12 June 2012

La solitudine del pensiero

Non c’è nulla di più difficile in letteratura che descrivere un uomo che pensa. A chi gli chiedeva come facesse a inventare tante cose nuove, un grande scrittore rispose: pensandoci continuamente. E in verità si può ben dire che le idee inaspettate si presentano appunto per il fatto che le si aspetta. Sono in non piccola parte un risultato del carattere, di tendenze costanti, di ambizione tenace e di assiduo lavoro. Come deve essere noiosa questa perseveranza! Sott’altro riguardo, poi la soluzione di un problema spirituale si svolge all’incirca come quando un cane con un bastone in bocca vuol passare per una porta stretta: egli volta il capo a destra e a sinistra finché il bastone scivola dentro; e noi facciamo altrettanto, con l’unica differenza che noi non tentiamo così a casaccio, ma per esperienza sappiamo già pressappoco come si deve fare. E anche se un uomo intelligente pone nelle sue rotazioni maggior destrezza ed esperienza di un cane, lo scivolar dentro avviene di colpo e anche per lui giunge inatteso; ed egli percepisce chiaramente in sé un leggero senso di stupore stizzoso che i pensieri si sian fatti da soli invece di aspettare il loro artefice. Molta gente oggigiorno dà a quello stizzoso stupore il nome di intuizione, dopo che per molto tempo lo si è chiamato ispirazione, e credono di dovervi vedere qualcosa di superpersonale; invece è esclusivamente impersonale, cioè l’affinità e l’omogeneità stessa delle cose che si incontrano in un cervello. Quanto più il cervello è acuto, tanto meno la si nota. Perciò la meditazione, finché non è condotta a termine, è in fondo uno stato pietosissimo, una specie di colica di tutte le circonvoluzioni del cervello, e quando è finita non ha più la forma del pensiero in cui la si compie, ma già quella di ciò che si è pensato; ed è purtroppo una forma impersonale, perché il pensiero è allora volto verso l’esterno e preparato per esser comunicato al mondo. Per così dire, insomma, quando un individuo pensa, è impossibile cogliere il momento tra il personale e l’impersonale, quindi la meditazione è un tal guaio per gli scrittori, che essi preferiscono evitarla.
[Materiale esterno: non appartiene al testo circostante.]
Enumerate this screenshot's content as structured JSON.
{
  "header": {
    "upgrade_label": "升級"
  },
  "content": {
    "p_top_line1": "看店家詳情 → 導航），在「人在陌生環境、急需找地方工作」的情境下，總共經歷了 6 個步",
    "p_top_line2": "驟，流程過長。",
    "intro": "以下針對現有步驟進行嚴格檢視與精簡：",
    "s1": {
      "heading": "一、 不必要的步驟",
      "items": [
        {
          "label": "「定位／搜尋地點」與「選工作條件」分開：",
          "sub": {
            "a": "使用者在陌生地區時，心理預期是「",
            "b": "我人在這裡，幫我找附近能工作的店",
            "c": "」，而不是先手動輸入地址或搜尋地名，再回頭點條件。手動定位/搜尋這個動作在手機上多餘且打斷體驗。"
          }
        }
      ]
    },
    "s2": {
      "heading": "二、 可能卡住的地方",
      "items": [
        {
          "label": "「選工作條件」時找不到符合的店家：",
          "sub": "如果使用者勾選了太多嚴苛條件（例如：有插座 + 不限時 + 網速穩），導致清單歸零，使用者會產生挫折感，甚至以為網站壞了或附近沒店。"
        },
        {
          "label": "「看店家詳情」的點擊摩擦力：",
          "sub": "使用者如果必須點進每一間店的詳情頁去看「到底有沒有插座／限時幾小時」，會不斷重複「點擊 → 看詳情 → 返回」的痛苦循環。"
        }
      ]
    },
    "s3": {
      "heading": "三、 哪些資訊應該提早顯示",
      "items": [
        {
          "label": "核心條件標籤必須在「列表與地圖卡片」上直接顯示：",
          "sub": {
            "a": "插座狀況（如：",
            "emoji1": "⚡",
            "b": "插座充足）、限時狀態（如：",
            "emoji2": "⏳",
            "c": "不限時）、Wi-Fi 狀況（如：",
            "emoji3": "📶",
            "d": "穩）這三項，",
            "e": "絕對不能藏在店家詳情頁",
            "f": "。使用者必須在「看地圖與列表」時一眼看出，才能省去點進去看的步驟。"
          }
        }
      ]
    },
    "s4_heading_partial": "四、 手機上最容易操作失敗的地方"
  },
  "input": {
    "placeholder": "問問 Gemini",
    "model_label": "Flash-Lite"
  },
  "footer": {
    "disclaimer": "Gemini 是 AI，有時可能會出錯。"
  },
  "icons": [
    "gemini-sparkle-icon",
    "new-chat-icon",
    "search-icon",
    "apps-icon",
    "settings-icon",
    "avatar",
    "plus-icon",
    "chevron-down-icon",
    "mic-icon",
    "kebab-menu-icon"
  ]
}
L’uomo senza qualità ad ogni modo stava pensando. Bisogna concluderne che, almeno in parte, ciò non era un fatto personale. E che cos’è, allora? Mondo che va e che viene; aspetti del mondo che si configurano in un cervello.
Robert Musil, L'uomo senza qualità, capitolo 28
 
Mi è tornato in mente leggendo The loneliness of making sense su BackReAction.